O trabalho é muito colorido e divertido. Os materiais para a confecção das bonecas foram os mais variados. Podemos encontrar desde o papel alumínio até a madeira, passando pelo tecido, algodão e até mesmo o pauzinho de picolé – todos transformados em boneca, seja porque indicam claramente um corpo ou porque o seu entorno nos diz que tudo o que está ali são bonecas.

É impossível ver o trabalho sem ser seduzido. Logo que entramos na galeria, nos deparamos com todas aquelas bonecas nos olhando. Umas mais exibidas. Outras mais tímidas. Todas muito autênticas.
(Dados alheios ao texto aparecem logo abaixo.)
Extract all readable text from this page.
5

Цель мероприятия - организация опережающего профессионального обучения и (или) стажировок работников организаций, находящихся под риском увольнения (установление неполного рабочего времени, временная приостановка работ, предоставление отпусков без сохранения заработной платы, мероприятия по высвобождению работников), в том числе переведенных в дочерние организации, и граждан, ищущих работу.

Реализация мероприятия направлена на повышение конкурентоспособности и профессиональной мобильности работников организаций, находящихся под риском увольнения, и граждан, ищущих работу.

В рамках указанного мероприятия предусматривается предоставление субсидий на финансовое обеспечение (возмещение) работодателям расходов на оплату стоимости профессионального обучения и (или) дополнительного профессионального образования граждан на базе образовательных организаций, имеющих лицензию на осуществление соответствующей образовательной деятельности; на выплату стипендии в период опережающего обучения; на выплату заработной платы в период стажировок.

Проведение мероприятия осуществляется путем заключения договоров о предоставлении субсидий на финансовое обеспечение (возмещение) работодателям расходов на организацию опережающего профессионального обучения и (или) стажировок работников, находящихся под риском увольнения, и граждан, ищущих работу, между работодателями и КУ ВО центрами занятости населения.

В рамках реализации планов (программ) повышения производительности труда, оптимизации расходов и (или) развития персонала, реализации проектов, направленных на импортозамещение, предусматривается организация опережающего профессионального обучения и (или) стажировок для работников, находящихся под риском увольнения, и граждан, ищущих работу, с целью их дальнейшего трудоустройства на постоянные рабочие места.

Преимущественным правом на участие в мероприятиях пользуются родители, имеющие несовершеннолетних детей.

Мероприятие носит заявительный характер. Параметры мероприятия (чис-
E uma vez fisgados pela exuberância visual desta obra, nos tornamos terreno fértil para que Lia instaure em nós a complexidade de seu pensamento. Qual seria esse?

Talvez não possamos fazer essa pergunta no singular. Talvez tenhamos que falar em múltiplas proposições. Mas daí também corremos o risco de ficar na superficialidade. Gostaria de, nesse momento, tentar me debruçar sobre um aspecto que me foi uma revelação deste trabalho e motivo de agradável surpresa: a Lia escritora.
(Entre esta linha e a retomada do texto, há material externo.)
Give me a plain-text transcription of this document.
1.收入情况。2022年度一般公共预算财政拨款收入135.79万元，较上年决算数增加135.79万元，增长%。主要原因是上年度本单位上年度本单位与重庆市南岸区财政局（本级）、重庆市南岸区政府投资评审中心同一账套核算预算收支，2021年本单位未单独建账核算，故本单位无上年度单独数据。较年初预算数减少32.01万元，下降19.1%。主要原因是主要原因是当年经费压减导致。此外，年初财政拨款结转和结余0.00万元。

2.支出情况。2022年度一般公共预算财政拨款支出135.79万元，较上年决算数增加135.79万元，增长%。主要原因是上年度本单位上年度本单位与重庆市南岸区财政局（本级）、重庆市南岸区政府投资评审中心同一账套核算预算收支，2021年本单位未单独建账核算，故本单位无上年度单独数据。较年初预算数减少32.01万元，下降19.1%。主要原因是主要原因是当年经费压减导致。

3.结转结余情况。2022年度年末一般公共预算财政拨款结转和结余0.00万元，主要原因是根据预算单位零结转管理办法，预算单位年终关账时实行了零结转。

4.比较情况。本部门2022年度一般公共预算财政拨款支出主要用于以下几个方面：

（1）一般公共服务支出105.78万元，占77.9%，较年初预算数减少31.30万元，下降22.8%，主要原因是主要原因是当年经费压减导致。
Já não é de hoje que as palavras e o texto namoram e intersectam a arte contemporânea. Aliás, esse cruzamento entre palavra e imagem vem desde o Dadaísmo. Apesar de não encontrarmos uma palavra sequer nesse trabalho de Lia, por que será que vejo uma aproximação entre texto e imagem nesta operação apresentada pela artista?

Começo pelo título do trabalho: Diário de uma Boneca. A palavra diário pode ter vários significados. Entre eles está uma forma de registro de nossas ações, pensamentos, humores e acontecimentos em forma escrita, ao qual muitos de nós se dedicam ou já se dedicaram em algum momento da vida. Um diário pode ser um caderno de anotações no qual nos expomos e revelamos, na maioria das vezes só para nós mesmos, muitos dos nossos pensamentos mais íntimos e secretos. Diários abrigam aquela parte de nós que não cabe no nosso dia a dia, mas que no território livre do papel e da escrita encontra aconchego.

Há algo curioso que me chama atenção na criação de um diário. Quando nos colocamos frente a um papel e nos propomos a lembrar do que aconteceu no nosso dia, me parece que esse papel vira uma tela projetiva na qual nos vemos atuando e percorrendo os caminhos (internos e externos) da nossa produção do dia. Assim, nos colocamos no papel de observadores da nossa própria existência, criando um duplo para nós mesmos – o que atua e o que observa, quem escreve e quem lê.

Lia torna explícito esse exercício da criação de um duplo que se dá na construção de um diário. A boneca é o duplo do humano. Povos primitivos acreditam que, no ritual do vodoo, a ligação entre a boneca e a pessoa é tão íntima que, quando a boneca que representa alguém sofre uma ação, essa mesma ação seria sentida pelo referente desta boneca.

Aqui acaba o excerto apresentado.